Interview mit Dominik Graf: Wider die Diktatur der Moderne
Der Regisseur Dominik Graf steht mit den "Geliebten Schwestern" im Berlinale-Wettbewerb. Im Interview spricht er über den Angriff der Gegenwart auf die übrige Zeit und warum er mit einem Friedrich-Schiller-Kostümfilm Preischancen hat.
Herr Graf, während ein Festival wie die Berlinale vor Gegenwart birst, sagen Sie zu Ihrem Schiller-Film, dass die Menschen aus der Vergangenheit immer interessanter werden. Wie meinen Sie das?
Wir Menschen heute wissen oder verstehen immer weniger über das Leben. Durch unsere abgesicherten Verhältnisse und kleinbürgerlichen Sehnsüchte marginalisieren wir unsere Weltsicht. Die Menschen in der Vergangenheit lebten in großen Gefährdungen und dachten in großen Visionen, in gesellschaftlichen Utopien wie in Liebesutopien.
Und darauf sind Sie gestoßen, als Ihnen die Dreiecks-Liebesgeschichte von Schiller und den Schwestern von Lengefeld als Filmstoff angetragen wurde?

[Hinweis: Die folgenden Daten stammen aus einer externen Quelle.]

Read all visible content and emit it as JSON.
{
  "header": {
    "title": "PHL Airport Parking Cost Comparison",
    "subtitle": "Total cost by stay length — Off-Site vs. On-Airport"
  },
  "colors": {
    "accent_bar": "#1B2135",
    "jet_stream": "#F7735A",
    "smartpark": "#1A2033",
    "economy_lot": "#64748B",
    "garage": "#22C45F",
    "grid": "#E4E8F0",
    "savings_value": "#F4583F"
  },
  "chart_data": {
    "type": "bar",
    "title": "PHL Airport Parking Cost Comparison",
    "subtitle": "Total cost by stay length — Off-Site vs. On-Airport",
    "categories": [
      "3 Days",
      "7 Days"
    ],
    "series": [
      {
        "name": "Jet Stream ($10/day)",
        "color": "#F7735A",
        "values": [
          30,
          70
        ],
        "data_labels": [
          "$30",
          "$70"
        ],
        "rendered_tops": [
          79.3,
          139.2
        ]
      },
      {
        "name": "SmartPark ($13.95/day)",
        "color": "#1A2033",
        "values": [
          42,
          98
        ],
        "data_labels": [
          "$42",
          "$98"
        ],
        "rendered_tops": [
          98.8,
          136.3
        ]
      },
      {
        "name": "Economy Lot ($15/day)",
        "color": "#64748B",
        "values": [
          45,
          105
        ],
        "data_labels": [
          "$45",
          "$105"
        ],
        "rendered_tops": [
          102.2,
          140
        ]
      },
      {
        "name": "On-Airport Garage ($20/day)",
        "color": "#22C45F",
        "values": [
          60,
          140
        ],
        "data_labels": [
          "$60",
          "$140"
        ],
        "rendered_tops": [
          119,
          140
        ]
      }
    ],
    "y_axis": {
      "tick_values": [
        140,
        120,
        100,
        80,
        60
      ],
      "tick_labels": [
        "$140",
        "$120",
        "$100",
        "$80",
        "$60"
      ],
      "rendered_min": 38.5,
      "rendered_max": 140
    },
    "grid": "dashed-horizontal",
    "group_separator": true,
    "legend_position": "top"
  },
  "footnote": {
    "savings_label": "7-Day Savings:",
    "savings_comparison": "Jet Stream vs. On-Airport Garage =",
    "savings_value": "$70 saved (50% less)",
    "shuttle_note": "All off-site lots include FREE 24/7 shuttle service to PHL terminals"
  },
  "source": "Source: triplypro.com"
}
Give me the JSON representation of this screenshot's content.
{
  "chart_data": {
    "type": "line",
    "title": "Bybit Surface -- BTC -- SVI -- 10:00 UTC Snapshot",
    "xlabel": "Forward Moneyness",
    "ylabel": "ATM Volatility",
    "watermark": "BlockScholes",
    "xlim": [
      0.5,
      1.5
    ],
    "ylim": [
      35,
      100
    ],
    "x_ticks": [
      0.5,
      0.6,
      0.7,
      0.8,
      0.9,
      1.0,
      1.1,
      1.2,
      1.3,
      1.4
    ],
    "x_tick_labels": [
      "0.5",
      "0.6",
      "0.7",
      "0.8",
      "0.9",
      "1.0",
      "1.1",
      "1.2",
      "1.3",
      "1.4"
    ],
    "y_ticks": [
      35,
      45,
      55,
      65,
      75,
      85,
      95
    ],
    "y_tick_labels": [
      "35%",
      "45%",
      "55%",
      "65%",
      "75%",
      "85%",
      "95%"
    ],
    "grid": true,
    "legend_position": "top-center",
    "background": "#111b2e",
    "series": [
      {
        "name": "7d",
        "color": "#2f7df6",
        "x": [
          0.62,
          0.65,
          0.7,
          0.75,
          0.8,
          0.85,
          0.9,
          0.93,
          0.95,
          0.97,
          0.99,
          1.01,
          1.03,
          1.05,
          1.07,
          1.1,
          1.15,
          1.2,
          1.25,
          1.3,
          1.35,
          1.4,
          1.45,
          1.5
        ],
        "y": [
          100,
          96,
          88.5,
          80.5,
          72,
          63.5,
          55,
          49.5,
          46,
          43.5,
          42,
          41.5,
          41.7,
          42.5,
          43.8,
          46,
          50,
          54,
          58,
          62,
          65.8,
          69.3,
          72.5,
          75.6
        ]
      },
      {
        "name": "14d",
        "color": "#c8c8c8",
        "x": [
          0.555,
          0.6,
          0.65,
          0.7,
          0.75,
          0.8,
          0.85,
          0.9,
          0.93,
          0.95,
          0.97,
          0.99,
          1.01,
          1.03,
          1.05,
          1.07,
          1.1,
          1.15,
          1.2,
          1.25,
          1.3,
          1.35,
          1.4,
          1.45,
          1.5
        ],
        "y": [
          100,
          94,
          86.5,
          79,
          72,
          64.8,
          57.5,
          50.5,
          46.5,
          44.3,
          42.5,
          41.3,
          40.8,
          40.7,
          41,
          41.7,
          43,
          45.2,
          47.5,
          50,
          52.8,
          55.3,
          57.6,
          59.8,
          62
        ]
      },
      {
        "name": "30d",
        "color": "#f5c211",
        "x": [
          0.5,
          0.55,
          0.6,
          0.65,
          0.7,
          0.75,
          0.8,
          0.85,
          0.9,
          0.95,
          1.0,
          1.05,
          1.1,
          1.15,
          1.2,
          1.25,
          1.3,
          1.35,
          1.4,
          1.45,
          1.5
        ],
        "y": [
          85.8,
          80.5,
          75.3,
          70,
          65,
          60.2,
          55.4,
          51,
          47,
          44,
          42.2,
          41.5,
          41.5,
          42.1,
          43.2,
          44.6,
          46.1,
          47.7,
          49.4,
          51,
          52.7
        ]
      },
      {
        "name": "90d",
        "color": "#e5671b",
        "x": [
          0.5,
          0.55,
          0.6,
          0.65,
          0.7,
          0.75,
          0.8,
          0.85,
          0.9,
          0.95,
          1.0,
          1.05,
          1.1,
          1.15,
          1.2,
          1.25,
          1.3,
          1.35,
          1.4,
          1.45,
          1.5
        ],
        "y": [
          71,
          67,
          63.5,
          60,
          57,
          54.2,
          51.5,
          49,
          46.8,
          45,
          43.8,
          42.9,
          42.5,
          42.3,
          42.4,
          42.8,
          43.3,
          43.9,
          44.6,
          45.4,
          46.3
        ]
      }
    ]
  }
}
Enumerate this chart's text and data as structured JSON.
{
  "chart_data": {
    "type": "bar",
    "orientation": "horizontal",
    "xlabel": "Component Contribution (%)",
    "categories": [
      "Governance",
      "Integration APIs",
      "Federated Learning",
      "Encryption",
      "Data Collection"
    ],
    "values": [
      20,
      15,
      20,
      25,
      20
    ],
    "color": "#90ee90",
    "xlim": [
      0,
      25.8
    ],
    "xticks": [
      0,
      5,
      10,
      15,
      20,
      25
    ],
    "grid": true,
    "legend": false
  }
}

Ja, alle drei sind in der Lage, Gefühle nicht nur zu haben, sondern auch auf imposante Weise zu verbalisieren. Auch sind sie lebensklüger: Der Liebestraum, den sie 1788 beginnen, trägt in den frohen, zuversichtlichen Gedanken auch die Möglichkeit des Scheiterns in sich. Vielleicht, weil jeder damals wusste, dass er am nächsten Tag von einer Krankheit dahingerafft werden konnte. Es war ein Leben auf der Kante, die Verzweiflung gehörte immer dazu.
Können Sie Ihre eigene Projektion zurück in die Geschichte von dem unterscheiden, wie es damals gewesen sein könnte?
Das kann ich letztlich natürlich nicht. Aber man darf sich die Vergangenheit, glaube ich, auch ein bisschen erwünschen, so wie wir uns bei „Der Rote Kakadu“ die DDR zusammengebastelt haben.
Dieser Film lief 2006 auf der Berlinale, es ging um die Dresdner Rock ’n’ Roll- und Dissidentenszene Anfang der 60er Jahre.
Es gab damals Authentizitäts-Ärger, weil ja jeder noch genau weiß, wie die DDR wirklich war. Schiller ist zum Glück keine Zeitgeschichte, kaum einer kann da Jackenknöpfe beurteilen oder die unauthentische Farbe der Tinte kritisieren. Ein Normal-Gebildeter wie ich weiß gerade noch, dass Schiller verheiratet war und Kinder hatte. Als Uschi Reich von der Bavaria mir den Stoff vorschlug, hat mich diese komplexe Liebesgeschichte sehr überrascht.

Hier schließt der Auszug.